For more information about ANOVAs, visit:        

http://onlinestatbook.com/2/analysis_of_variance/intro.html
 

Regression
A regression analysis is a statistical procedure that allows you to make a prediction
about an outcome (or criterion) variable based on knowledge of some predictor
variable. To create a regression model, you first need to collect (a lot of) data on both
variables, similar to what you would do if you were conducting a correlation. Then you
would determine the contribution of the predictor variable to the outcome variable. Once
you have the regression model, you would be able to input an individual’s score on the
predictor variable to get a prediction of their score on the outcome variable.

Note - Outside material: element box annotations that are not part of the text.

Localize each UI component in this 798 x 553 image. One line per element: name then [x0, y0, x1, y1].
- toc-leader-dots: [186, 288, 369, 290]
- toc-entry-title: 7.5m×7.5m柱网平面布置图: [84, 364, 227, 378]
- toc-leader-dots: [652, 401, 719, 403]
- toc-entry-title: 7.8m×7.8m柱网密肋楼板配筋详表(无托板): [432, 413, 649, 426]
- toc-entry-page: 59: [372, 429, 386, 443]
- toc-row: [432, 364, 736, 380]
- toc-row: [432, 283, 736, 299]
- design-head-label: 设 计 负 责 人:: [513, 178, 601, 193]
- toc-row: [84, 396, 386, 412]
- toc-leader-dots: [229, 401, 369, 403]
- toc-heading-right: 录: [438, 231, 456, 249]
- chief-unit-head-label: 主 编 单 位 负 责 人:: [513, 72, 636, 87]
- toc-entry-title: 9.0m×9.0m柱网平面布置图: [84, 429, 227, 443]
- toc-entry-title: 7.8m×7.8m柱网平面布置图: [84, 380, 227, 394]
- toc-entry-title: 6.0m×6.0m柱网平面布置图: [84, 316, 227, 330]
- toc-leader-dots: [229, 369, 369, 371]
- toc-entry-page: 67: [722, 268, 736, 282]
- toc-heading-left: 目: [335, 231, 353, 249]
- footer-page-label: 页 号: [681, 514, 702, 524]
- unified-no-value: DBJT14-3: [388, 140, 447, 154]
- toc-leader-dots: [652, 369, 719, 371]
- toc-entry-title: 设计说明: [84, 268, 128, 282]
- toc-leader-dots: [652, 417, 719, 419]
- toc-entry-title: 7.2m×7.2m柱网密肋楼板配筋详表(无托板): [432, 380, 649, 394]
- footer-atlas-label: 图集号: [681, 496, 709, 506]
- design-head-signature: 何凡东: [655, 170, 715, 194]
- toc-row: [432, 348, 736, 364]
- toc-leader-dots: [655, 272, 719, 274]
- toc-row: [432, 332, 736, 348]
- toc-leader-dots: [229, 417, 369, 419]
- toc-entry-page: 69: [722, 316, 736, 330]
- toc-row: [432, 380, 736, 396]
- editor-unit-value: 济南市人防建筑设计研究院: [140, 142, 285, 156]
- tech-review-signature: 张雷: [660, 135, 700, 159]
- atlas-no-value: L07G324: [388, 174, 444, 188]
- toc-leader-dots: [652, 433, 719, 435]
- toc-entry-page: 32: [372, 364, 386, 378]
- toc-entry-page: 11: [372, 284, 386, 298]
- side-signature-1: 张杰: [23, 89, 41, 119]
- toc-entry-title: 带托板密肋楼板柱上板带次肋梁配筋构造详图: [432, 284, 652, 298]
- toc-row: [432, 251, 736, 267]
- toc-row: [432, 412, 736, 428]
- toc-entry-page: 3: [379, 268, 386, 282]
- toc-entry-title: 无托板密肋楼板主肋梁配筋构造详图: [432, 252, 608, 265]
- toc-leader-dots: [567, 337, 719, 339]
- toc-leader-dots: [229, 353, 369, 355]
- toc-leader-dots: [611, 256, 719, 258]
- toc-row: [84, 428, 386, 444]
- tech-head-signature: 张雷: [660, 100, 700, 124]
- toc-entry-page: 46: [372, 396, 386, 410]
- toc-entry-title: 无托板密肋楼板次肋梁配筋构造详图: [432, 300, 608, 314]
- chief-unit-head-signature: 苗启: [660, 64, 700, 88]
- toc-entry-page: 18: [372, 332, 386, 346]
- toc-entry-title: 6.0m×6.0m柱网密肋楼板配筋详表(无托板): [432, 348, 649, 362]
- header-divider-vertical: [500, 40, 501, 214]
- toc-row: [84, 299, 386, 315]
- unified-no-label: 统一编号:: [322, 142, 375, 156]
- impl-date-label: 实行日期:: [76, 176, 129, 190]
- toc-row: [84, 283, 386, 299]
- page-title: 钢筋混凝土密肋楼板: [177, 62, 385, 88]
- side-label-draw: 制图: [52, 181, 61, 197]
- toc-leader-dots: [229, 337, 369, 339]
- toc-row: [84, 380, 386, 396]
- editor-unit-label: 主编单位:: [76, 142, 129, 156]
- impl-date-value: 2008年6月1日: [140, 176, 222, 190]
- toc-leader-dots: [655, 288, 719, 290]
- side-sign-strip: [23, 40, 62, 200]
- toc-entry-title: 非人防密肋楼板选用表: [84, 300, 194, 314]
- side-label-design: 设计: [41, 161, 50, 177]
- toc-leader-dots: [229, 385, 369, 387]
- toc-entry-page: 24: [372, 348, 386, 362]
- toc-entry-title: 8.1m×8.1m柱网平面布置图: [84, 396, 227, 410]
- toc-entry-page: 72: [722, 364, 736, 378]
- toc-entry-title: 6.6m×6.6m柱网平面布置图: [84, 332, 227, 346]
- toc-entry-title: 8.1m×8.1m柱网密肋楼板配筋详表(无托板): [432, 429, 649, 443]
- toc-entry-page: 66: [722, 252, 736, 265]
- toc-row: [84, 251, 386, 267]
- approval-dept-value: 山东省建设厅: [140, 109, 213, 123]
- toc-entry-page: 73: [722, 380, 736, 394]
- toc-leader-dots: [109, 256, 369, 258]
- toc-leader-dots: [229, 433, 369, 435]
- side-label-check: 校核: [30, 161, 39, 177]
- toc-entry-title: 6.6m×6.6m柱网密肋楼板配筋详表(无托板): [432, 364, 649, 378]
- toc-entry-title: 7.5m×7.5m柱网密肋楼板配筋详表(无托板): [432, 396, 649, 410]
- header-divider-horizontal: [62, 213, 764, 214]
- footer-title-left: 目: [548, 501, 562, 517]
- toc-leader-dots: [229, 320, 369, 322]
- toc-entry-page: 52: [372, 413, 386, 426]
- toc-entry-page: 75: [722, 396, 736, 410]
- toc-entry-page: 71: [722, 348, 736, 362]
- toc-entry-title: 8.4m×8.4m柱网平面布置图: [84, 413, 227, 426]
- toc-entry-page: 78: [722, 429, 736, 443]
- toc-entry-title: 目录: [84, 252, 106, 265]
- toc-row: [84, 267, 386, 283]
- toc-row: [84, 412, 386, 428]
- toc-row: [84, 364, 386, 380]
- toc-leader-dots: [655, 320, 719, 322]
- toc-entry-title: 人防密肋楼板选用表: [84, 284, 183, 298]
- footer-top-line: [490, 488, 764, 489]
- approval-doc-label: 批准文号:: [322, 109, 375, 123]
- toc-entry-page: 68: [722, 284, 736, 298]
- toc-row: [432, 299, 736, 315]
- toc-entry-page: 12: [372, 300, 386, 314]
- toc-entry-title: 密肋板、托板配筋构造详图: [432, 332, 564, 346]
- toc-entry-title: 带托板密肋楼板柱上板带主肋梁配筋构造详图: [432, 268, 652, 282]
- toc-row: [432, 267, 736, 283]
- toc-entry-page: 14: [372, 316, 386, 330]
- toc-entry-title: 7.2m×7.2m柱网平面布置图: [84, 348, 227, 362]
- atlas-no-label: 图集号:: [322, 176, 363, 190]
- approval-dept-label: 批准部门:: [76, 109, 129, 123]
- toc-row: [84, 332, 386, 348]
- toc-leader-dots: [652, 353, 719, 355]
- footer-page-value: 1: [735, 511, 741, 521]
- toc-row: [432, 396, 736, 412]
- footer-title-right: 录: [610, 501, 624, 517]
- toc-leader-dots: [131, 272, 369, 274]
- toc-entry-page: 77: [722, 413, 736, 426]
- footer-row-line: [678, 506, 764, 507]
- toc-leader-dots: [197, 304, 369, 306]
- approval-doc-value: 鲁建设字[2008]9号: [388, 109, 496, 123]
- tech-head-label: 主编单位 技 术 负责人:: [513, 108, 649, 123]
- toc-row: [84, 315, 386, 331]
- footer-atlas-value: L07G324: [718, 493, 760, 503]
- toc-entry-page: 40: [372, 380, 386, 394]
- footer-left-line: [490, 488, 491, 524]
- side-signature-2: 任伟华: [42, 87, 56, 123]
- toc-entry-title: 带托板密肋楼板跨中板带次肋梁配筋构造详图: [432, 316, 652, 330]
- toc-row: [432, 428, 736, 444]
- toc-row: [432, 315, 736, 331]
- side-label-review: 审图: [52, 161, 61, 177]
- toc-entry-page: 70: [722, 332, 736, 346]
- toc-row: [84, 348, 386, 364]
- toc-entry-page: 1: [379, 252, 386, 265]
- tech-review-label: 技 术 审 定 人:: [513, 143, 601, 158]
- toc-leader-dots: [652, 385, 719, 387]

-          Example: You want to try to predict whether a student will come back for a
second year based on how many on-campus activities s/he attended. You would have
to collect data on how many activities students attended and then whether or not those
students returned for a second year. If activity attendance and retention are significantly
related to each other, then you can generate a regression model where you could
identify at-risk students (in terms of retention) based on how many activities they have
attended.

-          Example: You want to try to identify students who are at risk of failing College
Algebra based on their scores on a math assessment so you can direct them to special
services on campus. You would administer the math assessment at the start of the
semester and then match each student’s score on the math assessment to their final
grade in the course. Eventually, your data may show that the math assessment is
significantly correlated to their final grade, and you can create a regression model to
identify those at-risk students so you can direct them to tutors and other resources on
campus.

-          Thus, use regression when:

 You want to be able to make a prediction about an outcome given what


you already know about some related factor.

Another option with regression is to do a multiple regression, which allows you to make


a prediction about an outcome based on more than just one predictor variable. Many
retention models are essentially multiple regressions that consider factors such as
GPA, level of involvement, and attitude towards academics and learning.